Concerned about the reliability of a one person music test? Then have that one person rate each song twice, better yet three times.
Or maybe one hundred times.
Why spend the money testing music with a hundred people, when you can end up with the same sample size having a handful of people rate each song dozens of times?
Sounds pretty silly doesn’t it?
It’s obvious that having one hundred different people rate your music is very different from having the same people rate your music over and over.
Yet, that is what some radio stations are doing.
Stations are letting just a handful of listeners determine what songs they play.
It works like this: Using minute by minute PPM data synched with the station’s music log, you can watch how your meter count changes as different songs come on.
The belief is that if the number of meters goes up, you may have a hit on your hands.
If the number of meters goes down, then maybe you’ve got a stiff.
And if you see a pattern repeated over time, like a decline in meters most every time you play a song, you can bet the song’s a stiff. Might as well dump it.
Sounds pretty powerful, doesn’t it? After all, these are actual PPM panelists essentially participating in a real-time music test.
What could go wrong?
Let’s look at the potential problems of using PPM meter flow to pick the hits.
First, PPM does not measure listening. It measures exposure.
The difference may seem trivial, but it raises profound questions about the meter’s ability to measure listener intent.
The meter can’t tell you whether the panelist is listening to the station or is simply in the vicinity of someone who is.
More troubling is the fact that repeated Arbitron analyses have shown that when panelists leave a station, they rarely tune to another.

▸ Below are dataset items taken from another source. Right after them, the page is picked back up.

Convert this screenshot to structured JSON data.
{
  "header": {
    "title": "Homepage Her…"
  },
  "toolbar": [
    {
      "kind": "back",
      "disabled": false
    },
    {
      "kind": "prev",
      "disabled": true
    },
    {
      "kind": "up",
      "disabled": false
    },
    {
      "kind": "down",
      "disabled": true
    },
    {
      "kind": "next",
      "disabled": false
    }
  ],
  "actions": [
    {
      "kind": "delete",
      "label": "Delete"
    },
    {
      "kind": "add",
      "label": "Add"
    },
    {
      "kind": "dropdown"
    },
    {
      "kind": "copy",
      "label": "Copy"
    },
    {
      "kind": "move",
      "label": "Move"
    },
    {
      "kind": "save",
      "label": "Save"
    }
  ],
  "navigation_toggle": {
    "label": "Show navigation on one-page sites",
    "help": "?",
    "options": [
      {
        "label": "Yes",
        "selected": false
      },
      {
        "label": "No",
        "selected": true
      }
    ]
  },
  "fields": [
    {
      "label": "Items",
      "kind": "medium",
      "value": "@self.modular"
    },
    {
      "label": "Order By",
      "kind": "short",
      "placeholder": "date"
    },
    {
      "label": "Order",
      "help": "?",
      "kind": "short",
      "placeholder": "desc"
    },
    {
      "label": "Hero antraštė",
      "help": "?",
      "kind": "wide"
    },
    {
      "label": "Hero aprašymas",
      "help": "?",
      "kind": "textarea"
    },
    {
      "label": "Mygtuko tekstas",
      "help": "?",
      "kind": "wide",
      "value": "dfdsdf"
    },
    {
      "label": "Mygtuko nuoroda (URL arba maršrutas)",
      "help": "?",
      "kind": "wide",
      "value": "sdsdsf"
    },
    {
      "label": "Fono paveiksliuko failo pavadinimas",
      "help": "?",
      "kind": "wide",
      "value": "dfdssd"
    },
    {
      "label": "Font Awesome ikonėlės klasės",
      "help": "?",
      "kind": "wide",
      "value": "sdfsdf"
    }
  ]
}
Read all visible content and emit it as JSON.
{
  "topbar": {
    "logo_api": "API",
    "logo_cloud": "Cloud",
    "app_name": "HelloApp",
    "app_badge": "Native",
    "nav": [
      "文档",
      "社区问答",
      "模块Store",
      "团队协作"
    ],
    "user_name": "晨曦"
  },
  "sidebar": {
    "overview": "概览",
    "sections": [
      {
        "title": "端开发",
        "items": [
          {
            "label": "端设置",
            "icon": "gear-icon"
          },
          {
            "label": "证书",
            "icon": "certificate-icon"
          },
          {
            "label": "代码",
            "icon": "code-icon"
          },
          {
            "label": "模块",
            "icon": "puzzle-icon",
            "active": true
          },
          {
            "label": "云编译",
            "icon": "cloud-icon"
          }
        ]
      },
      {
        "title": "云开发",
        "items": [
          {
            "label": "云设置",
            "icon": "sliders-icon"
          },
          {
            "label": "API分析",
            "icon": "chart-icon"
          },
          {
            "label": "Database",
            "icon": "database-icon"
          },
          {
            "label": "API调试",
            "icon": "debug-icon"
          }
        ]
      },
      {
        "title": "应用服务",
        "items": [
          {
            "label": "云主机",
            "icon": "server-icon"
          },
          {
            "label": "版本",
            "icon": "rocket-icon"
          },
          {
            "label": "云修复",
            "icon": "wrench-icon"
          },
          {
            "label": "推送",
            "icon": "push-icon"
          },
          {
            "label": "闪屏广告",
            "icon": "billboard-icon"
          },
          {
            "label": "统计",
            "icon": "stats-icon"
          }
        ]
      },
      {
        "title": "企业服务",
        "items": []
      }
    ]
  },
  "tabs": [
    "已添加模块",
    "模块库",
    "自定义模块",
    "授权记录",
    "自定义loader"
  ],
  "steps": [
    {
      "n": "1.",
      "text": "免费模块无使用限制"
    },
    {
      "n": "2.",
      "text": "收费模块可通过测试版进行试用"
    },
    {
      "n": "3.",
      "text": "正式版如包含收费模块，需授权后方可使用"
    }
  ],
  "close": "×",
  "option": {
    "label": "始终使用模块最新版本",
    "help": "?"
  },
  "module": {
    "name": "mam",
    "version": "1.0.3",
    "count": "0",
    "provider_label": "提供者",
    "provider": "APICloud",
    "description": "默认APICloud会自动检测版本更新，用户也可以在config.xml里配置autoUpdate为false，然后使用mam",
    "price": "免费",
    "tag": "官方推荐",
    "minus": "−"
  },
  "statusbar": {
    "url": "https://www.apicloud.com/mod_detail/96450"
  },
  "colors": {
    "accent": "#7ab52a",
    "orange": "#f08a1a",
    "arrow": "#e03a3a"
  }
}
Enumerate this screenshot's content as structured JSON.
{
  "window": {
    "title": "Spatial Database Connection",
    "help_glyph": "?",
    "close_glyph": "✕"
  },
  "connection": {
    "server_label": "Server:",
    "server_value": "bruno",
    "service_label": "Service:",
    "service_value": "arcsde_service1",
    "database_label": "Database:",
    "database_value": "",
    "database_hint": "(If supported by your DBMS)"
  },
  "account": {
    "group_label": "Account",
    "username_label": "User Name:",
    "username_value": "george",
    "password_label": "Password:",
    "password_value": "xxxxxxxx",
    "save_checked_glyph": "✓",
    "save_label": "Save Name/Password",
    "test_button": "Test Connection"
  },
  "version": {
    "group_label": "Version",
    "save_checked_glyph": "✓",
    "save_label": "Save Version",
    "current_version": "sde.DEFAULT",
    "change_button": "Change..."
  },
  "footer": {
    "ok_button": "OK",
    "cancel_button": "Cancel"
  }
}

They simply disappear.
Maybe the radio station was switched off, or maybe the meter simply lost the signal because of noise and interference, or the panelist tucked the meter away.
So we can’t assume that what the station was doing at the time had anything to do with a change in the meter count, up or down.
That suggests that meter flows are driven more by meter technical issues than listener behavior.
These issues are enough to raise serious questions about whether PPM is capable of measuring listener likes and dislikes.We also can’t forget that PPM meter counts for most stations are abysmally low.
It might seem that just trending meter counts over time could overcome the inadequacy of sample, but that defense overlooks one important point about PPM.
In the diary world participants rotate out every week. New people replace last week's participants, so the independent sample increases over time.
That's not the case with PPM. Nielsen minimizes turnover with the same panelists carrying meters week after week for years.
Over time the apparent in-tab for a song’s score may grow, but the majority of panelists are the same people.
We’re back to our one person music test with the same panelists rating a song over and over.
If that’s not enough to make you skeptical, let’s look at the meters themselves.
The 1980s technology behind the meter relies on an analog system to separate the encoded signal from the broadcast audio, ambient noise, and interference. Research has shown that PPM meters miss at least 30% of the listening that it ought to recognize.
So there’s drop-out.
Because of the drop-out, Nielsen computers use a series of editing rules to fill in the gaps. For example, you can get up to three minutes of credit for a period of time when the meter can’t ID the station if the meter later finds your station.
That’s just one of several editing rules that fill in the gaps created when the meters get confused.
As a result of the gaps and editing rules that fill them in, minute by minute is really not as precise as it might appear.
Maybe your meter count increased because of editing, and the panelist was listening all the time. Maybe the count declined because the meter could no long confirm that the panelist was still listening. Maybe the panelist wasn’t even listening to the station.
All are possible, and while these sorts of problems tend to average out over weeks and months, it makes drawing conclusions about what is happening with meters every minute questionable.
Any one of these problems ought to disqualify PPM as a tool for testing content. Taken as a whole, it suggests that randomly choosing which songs to play is as accurate as relying on meter flows.
If you really care about playing songs that your listeners want to hear, the only reliable way to do it is to ask them.